#BlackLivesMatter Support the Equal Justice Initiative

The Dangers of strlen



I’ll keep this post brief, but I wanted to share something I just found about the C strlen function. It’s slow. It can make a big difference in program execution time.

For example, I had a function in an external which consumes a string, so I call strdup each time around a loop to make sure I have a copy for the next iteration.

In my case, the function I was calling already had the length of the string passed in as a parameter. This means s2 = strdup(s1); can be rewritten as

s2 = (char*) malloc(length);
memcpy(s2, s1, length);

Note that I used memcpy instead of strcpy. Since we already have the length of the string, this also avoids the loop in strcpy which would be required to find the end of the string. These kind of optimizations may seem like splitting hairs, but they can make a big difference in the overall runtime of your code. For example, with the optimization shown above, I was able to reduce the runtime of a particular loop by around 15%.

Know of any other common functions with performance problems people may not be aware of? Share your inside info in the comments!

Aside: While researching the performance of strlen, I came across this interesting forum post which provides an efficient strlen implementation from Knuth.

Update: June 14, 2012

GCC 4.7.1 has an optimization to address this very issue.

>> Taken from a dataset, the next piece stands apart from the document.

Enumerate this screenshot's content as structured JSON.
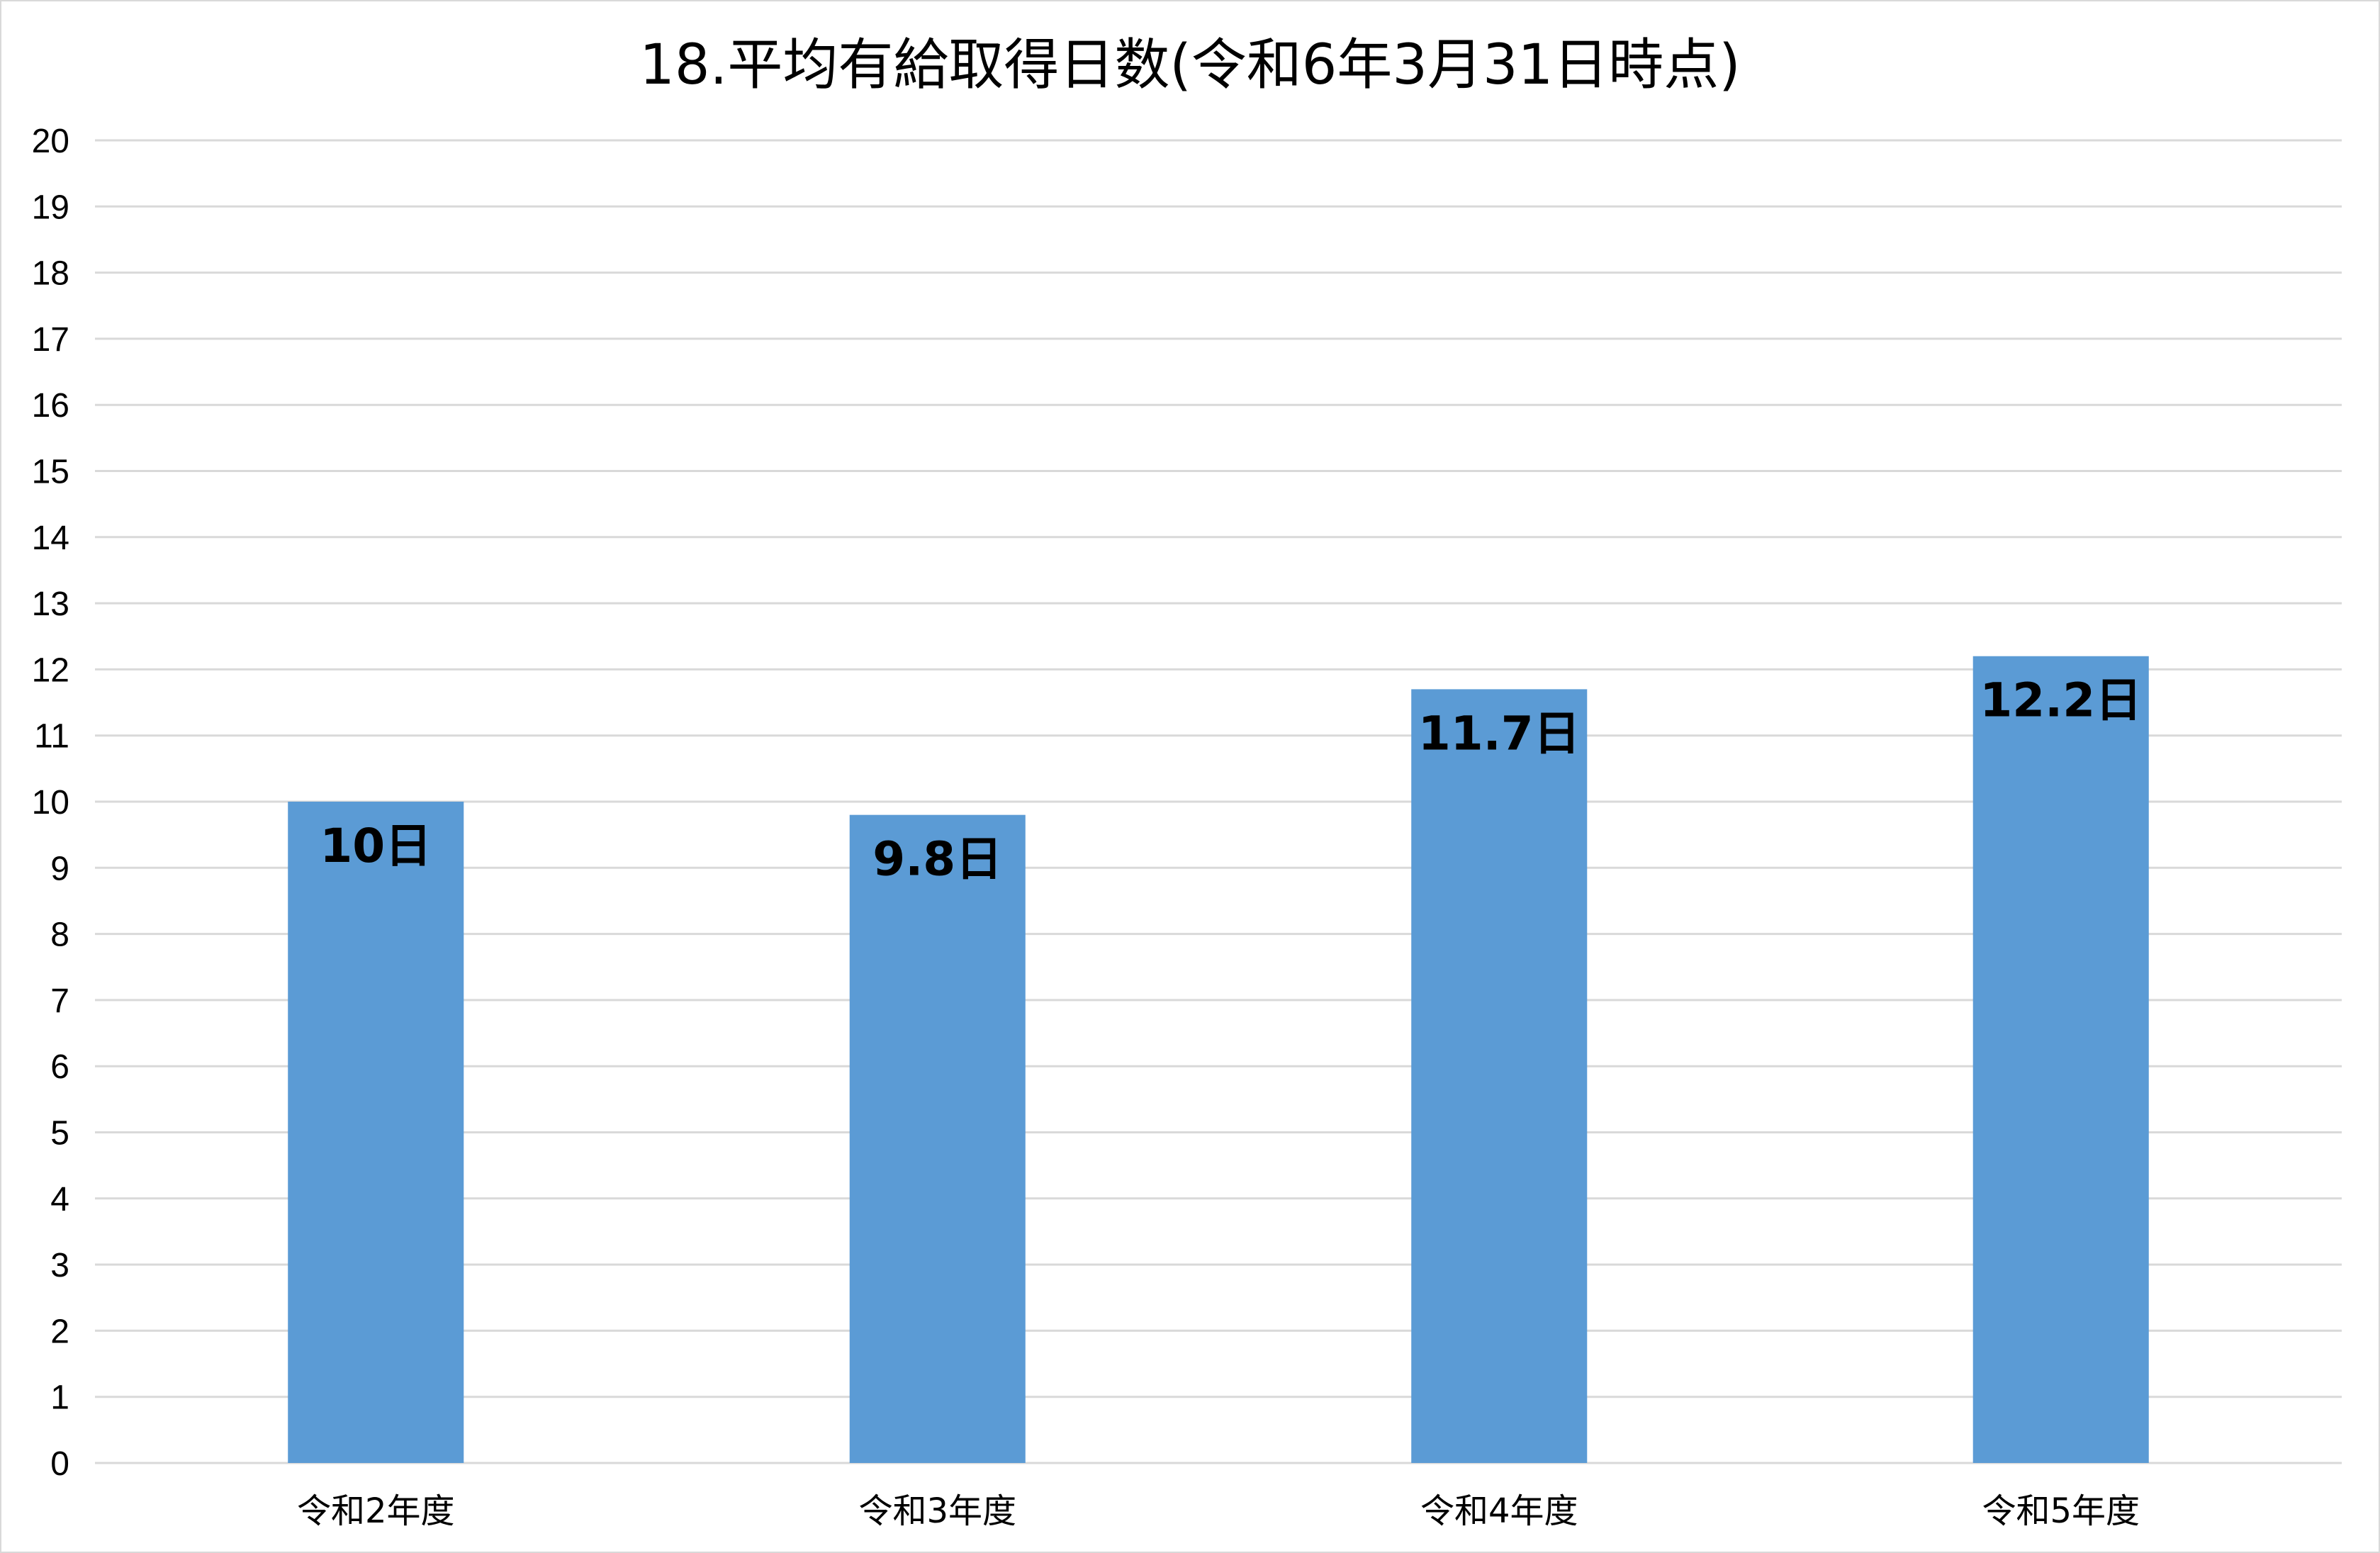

See the snippet below from the release notes.

A string length optimization pass has been added…The pass can e.g. optimize

char *bar (const char *a)
{
  size_t l = strlen (a) + 2;
  char *p = malloc (l); if (p == NULL) return p;
  strcpy (p, a); strcat (p, "/"); return p;
}

into:

char *bar (const char *a)
{
  size_t tmp = strlen (a);
  char *p = malloc (tmp + 2); if (p == NULL) return p;
  memcpy (p, a, tmp); memcpy (p + tmp, "/", 2); return p;
}